On the borders of Europe, several other TBRF borrelioses are present. Borrelia persica, the agent of Persian relapsing fever, is found in Israel, Syria, Egypt, Iran, and Central Asia. It is transmitted by Ornithodoros tholozani (from Tholozan, who first described the disease and its link with ticks in Iran in 1879) (Rodhain, 1998). This tick commonly lives in localities where livestock is housed, for example man-made shelters, caves, and rocky overhangs (Estrada-Pena & Jongejan, 1999). This TBRF is sometimes severe, although neurological complications occur in less than 5% of cases (Cadavid & Barbour, 1998). Borrelia caucasica, present in Caucasus and Iraq, is transmitted by Ornithodoros asperus (former Ornithodoros verrucosus), another soft-tick parasite of rodents. Borrelia latyschevii is transmitted by Ornithodoros tartakovskyi in Central Asia, the former USSR and Iran (Estrada-Pena & Jongejan, 1999).

Although not present in Europe or close to its boundaries, other TBRF Borrelia species are of interest to European physicians because of increasing travel. Indeed, imported RF has already been described in European tourists. Tourists might, for instance, acquire infection with B. crocidurae in Senegal from sleeping outdoors on a terrace (Colebunders et al. 1993; Trape et al. 1996), or with B. hermsii in a Rocky Mountain cabin of Colorado, USA (Trevejo et al. 1998), or with B. duttonii, transmitted by O. moubata, in indigenous huts of South, Central and East Africa (Dupont et al. 1997). Furthermore, a new RF Borrelia was recently described in East Africa (Tanzania), being transmitted by Ornithodoros porcinus (Kisinza et al. 2003; Mitani et al. 2004) (Fig. 1). Therefore, TBRF borrelioses are considered as emerging diseases. As a consequence, TBRF should be considered in all patients returning from the tropics with recurring fever, especially if no malaria parasites are detected.
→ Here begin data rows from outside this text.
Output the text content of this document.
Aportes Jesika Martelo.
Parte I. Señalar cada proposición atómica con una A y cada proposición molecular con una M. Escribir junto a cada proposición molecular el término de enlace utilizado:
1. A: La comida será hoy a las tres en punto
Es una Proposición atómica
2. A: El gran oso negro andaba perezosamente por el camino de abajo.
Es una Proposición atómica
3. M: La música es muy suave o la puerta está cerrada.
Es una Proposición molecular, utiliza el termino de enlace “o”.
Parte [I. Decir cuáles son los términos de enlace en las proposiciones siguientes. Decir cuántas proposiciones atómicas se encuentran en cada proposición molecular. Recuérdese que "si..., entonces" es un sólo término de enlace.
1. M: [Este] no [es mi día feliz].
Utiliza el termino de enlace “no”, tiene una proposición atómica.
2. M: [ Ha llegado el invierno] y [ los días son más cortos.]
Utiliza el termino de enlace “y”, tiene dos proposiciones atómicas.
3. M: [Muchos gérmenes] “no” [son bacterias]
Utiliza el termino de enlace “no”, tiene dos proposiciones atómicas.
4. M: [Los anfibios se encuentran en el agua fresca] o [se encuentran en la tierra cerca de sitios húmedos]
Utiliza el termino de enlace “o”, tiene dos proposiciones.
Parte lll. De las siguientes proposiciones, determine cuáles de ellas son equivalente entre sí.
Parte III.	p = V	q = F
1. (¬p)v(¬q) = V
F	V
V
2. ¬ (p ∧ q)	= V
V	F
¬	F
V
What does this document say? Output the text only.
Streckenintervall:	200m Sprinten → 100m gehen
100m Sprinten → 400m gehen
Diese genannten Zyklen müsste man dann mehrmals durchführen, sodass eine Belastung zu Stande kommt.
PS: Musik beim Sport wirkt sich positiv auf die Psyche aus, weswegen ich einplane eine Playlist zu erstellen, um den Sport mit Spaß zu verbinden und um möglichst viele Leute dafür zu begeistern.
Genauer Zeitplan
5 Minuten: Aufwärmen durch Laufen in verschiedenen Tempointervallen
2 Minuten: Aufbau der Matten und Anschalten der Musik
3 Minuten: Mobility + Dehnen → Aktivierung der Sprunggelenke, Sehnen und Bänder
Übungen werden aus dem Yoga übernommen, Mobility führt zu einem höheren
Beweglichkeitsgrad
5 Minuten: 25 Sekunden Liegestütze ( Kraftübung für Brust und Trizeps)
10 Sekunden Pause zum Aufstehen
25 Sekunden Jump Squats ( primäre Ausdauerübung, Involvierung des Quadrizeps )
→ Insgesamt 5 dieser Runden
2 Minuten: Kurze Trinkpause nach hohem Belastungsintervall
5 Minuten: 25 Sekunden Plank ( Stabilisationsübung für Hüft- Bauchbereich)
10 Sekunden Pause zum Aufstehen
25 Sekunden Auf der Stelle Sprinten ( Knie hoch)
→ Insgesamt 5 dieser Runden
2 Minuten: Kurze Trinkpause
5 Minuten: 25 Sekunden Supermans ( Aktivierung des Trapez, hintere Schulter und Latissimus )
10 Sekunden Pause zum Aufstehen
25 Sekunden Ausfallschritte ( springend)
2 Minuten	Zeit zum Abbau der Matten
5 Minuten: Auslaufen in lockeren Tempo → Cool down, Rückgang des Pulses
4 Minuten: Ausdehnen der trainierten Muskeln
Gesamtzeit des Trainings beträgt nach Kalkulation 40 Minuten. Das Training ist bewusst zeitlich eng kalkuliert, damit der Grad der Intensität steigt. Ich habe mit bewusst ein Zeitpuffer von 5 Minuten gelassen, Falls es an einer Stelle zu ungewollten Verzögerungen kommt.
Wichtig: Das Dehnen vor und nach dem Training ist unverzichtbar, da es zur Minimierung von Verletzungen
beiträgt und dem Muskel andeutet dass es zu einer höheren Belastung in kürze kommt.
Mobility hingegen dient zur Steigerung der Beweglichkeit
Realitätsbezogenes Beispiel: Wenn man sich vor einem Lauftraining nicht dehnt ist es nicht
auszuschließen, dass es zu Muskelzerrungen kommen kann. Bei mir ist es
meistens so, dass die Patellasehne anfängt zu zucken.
Finally, future data may challenge current concepts. New Borrelia species related to the RF spirochetes group have recently been isolated from hard ticks, such as the emerging human pathogen Borrelia lonestari that has been identified in Amblyomma americanum in the USA (Barbour et al. 1996). Other relapsing fever-like spirochetes have been isolated from hard ticks of the genus Ixodes in Japan (Borrelia miyamotoi sp. nov.) (Fukunaga et al. 1995), northern America (Scoles et al. 2001), Sweden (Fraenkel et al. 2002), Germany, and France (Richter et al. 2003). More recently, a further Borrelia species has been isolated from hard ticks infesting Turkish tortoises. A phylogenetic tree, generated from 16S rRNA gene sequences, demonstrated that this spirochete isolates from Hyalomma aegyptium was related to Lyme-disease-related and RF-associated Borrelia but formed a different cluster (Guner et al. 2003, 2004). For all these species, further microbiological, clinical and epidemiological studies are needed to determine implications for human health.

In conclusion, the incidence of TBRF borrelioses appears to be rare in Europe with the exception of specific settings. However, European physicians can face imported and/or emerging TBRF. Risk factors should be investigated in patients in order to identify exposure to Ornithodoros tick vectors in their specific biotopes.